A Need for the Right People for the Wrong Occasion


Tom Scott's tribute to long-serving New Zealand political journalist
Ian Templeton (1929-) on Templeton's retirement.
New Zealand is in the news for all the wrong reasons today, but one can have some confidence the tragic mosque shootings in Christchurch will be covered by New Zealand’s Press, in the main, with considerable accuracy, balance and sensitivity. The same may not be said for Australia, or for the United States for that matter. In both countries Murdoch employees have completely discarded their codes of ethics and straight news reporting has been allowed to meld into personal, usually poisonous opinion pieces.
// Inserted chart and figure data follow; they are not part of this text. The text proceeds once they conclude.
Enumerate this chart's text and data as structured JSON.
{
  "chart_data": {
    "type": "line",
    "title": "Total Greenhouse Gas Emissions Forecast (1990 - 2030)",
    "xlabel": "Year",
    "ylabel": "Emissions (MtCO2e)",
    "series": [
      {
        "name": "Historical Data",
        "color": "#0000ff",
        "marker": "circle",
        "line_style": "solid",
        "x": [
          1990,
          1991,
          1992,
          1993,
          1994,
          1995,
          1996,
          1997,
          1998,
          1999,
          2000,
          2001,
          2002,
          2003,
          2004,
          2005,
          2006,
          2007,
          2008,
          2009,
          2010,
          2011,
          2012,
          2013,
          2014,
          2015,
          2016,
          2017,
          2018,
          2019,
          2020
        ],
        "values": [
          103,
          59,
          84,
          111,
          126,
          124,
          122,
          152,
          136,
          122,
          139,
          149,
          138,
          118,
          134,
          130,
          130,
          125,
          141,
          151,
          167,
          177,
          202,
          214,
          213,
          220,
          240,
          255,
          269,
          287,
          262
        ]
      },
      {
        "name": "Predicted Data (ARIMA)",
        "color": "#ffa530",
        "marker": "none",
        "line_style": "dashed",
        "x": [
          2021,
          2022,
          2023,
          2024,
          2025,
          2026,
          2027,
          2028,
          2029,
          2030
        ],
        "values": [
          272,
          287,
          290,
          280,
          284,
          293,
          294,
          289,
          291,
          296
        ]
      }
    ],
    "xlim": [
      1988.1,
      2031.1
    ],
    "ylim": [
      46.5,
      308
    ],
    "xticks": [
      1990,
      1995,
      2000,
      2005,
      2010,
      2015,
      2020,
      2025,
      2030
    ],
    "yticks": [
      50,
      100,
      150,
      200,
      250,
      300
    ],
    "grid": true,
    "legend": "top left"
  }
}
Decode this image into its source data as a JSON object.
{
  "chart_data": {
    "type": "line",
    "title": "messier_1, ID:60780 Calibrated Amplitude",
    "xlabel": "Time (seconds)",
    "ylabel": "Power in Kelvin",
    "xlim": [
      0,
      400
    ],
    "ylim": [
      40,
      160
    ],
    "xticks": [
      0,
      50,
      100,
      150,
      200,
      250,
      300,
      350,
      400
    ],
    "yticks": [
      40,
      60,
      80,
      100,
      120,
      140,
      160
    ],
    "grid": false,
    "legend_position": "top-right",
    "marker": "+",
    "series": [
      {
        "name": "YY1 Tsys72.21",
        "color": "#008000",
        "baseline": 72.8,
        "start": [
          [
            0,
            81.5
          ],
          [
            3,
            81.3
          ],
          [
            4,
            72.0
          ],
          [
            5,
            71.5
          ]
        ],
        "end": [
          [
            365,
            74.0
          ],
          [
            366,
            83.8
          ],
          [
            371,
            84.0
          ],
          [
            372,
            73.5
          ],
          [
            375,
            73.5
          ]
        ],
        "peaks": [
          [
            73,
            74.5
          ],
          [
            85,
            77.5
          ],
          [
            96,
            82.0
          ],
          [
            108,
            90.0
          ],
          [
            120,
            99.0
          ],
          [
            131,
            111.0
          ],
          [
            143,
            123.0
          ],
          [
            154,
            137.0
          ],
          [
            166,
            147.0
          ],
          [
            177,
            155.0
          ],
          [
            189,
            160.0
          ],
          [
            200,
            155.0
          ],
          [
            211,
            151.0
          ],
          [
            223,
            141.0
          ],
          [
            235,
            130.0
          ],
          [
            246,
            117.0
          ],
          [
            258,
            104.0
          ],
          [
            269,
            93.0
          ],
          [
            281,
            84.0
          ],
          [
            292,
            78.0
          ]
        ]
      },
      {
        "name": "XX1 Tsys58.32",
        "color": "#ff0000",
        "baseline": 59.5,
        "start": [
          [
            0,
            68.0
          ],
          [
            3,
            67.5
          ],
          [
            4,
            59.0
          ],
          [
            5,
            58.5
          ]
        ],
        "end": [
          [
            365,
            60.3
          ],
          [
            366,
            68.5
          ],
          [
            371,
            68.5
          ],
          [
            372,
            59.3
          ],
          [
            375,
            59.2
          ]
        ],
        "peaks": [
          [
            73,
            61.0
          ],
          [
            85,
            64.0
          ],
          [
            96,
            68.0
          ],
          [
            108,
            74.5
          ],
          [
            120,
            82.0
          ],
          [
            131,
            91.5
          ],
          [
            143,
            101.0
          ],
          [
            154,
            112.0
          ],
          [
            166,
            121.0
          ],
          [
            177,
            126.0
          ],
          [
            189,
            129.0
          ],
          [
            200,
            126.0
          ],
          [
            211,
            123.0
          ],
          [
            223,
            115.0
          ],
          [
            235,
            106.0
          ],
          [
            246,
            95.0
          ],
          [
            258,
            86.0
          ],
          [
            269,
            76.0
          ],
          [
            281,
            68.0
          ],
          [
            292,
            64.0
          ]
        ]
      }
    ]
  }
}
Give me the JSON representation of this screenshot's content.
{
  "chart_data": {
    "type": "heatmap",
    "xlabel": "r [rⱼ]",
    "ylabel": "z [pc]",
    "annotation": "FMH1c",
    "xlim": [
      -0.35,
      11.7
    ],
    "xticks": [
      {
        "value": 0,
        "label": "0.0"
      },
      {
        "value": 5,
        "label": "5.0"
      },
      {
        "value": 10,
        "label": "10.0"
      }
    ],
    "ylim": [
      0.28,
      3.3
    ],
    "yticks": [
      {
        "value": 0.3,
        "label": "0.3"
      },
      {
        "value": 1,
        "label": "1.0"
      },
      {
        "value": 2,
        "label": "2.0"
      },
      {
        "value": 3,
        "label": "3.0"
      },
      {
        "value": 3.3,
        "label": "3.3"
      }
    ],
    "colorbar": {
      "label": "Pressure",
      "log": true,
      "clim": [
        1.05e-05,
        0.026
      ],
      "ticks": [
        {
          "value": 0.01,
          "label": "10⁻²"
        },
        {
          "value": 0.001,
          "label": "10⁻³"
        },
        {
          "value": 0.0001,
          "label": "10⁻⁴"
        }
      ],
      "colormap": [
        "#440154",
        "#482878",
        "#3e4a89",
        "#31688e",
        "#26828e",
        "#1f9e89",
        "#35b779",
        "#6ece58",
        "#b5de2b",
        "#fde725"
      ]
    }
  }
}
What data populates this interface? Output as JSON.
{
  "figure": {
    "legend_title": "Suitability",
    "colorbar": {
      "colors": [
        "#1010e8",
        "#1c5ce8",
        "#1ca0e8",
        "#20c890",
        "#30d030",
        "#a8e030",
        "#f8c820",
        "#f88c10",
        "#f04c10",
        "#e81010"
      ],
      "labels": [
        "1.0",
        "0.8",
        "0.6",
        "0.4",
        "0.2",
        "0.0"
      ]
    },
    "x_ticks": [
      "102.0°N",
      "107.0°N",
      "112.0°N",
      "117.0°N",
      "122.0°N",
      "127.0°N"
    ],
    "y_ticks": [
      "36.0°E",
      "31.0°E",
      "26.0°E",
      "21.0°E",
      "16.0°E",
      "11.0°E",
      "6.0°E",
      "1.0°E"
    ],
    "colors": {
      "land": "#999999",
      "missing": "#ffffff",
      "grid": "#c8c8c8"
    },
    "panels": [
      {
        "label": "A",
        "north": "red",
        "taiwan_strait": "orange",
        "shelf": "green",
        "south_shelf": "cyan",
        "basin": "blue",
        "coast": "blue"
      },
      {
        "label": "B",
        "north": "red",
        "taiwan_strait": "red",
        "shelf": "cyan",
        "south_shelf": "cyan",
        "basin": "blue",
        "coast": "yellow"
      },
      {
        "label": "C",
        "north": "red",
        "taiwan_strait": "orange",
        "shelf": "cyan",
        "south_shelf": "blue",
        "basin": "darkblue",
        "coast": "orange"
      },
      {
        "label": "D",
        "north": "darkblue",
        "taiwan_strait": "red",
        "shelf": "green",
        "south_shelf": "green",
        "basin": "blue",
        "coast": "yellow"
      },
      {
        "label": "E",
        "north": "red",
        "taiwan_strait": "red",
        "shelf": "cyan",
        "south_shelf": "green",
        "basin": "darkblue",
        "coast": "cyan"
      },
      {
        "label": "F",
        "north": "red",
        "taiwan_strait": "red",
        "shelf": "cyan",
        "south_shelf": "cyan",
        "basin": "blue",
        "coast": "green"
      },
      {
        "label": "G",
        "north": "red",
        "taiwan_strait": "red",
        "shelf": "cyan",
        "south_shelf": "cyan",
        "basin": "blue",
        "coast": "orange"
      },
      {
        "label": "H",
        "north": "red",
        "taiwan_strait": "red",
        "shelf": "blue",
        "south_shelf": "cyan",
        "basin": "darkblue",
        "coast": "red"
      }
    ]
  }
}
Newspapers can no longer be trusted to publish the truth in Australia, but I believe many still can be in New Zealand.
There can’t be many countries in which Press freedoms and onuses are so fearlessly, learnedly and vigorously discussed as they are in New Zealand, where an online journalism forum reveals there’s still lingering pride and vibrancy in pursuing the truth in this once great profession. New Zealand-trained journalists have always been highly valued in the English-speaking world, and that tradition may well survive for a few more years yet.
        New Zealand also has an honourable history in producing outstanding political cartoonists, the most notable of whom was Sir David Alexander Cecil Low (1891-1963), who had his first political cartoon published in the Canterbury Spectator in 1902, when he was 11. Eventually he was employed by London’s Evening Standard and his World War II cartoons were sufficiently effective for Low to be included the Hitler’s Black Book. Low also created the Colonel Blimp character. Another Kiwi cartoonist, Will Hope, worked for the New York World between the world wars.
        Low’s baton was taken up in the 1970s by London-born Thomas Joseph Scott (1947-), a man who stood tall in both sectors – column writing  and cartooning (he was also a brilliant political satirist). Tom Scott, who this month left newspaper cartooning to concentrate on researching and writing a book on New Zealand’s VC and Bar winner Charles Upham, said that when he got his start in political journalism, “I didn't own a typewriter or anything!”
        Scott’s family emigrated to New Zealand in 1949 – his father was from Northern Irish Catholic stock and his mother a Protestant, so Scott had quite a volatile upbringing.
Scott co-wrote the screenplay for the animated feature Footrot Flats: The Dog's Tale with Footrot Flats cartoon creator, former Junior All Black Murray Ball. The two were close friends for many years, until Ball passed away just over two years ago, on March 12, 2017. Ball’s death was a great loss to all those who cherished his wonderful comic strip, his gift for down-to-earth humour and his warts-and-all writing.  Making this all the worse, another New Zealand comic genius, fellow satirist John Clarke, passed away less than a month later. Like Ball, Clarke was very close to Scott; all three spent their early years in the Manawatu province of New Zealand. Now only the great Scott survives. Long may he live!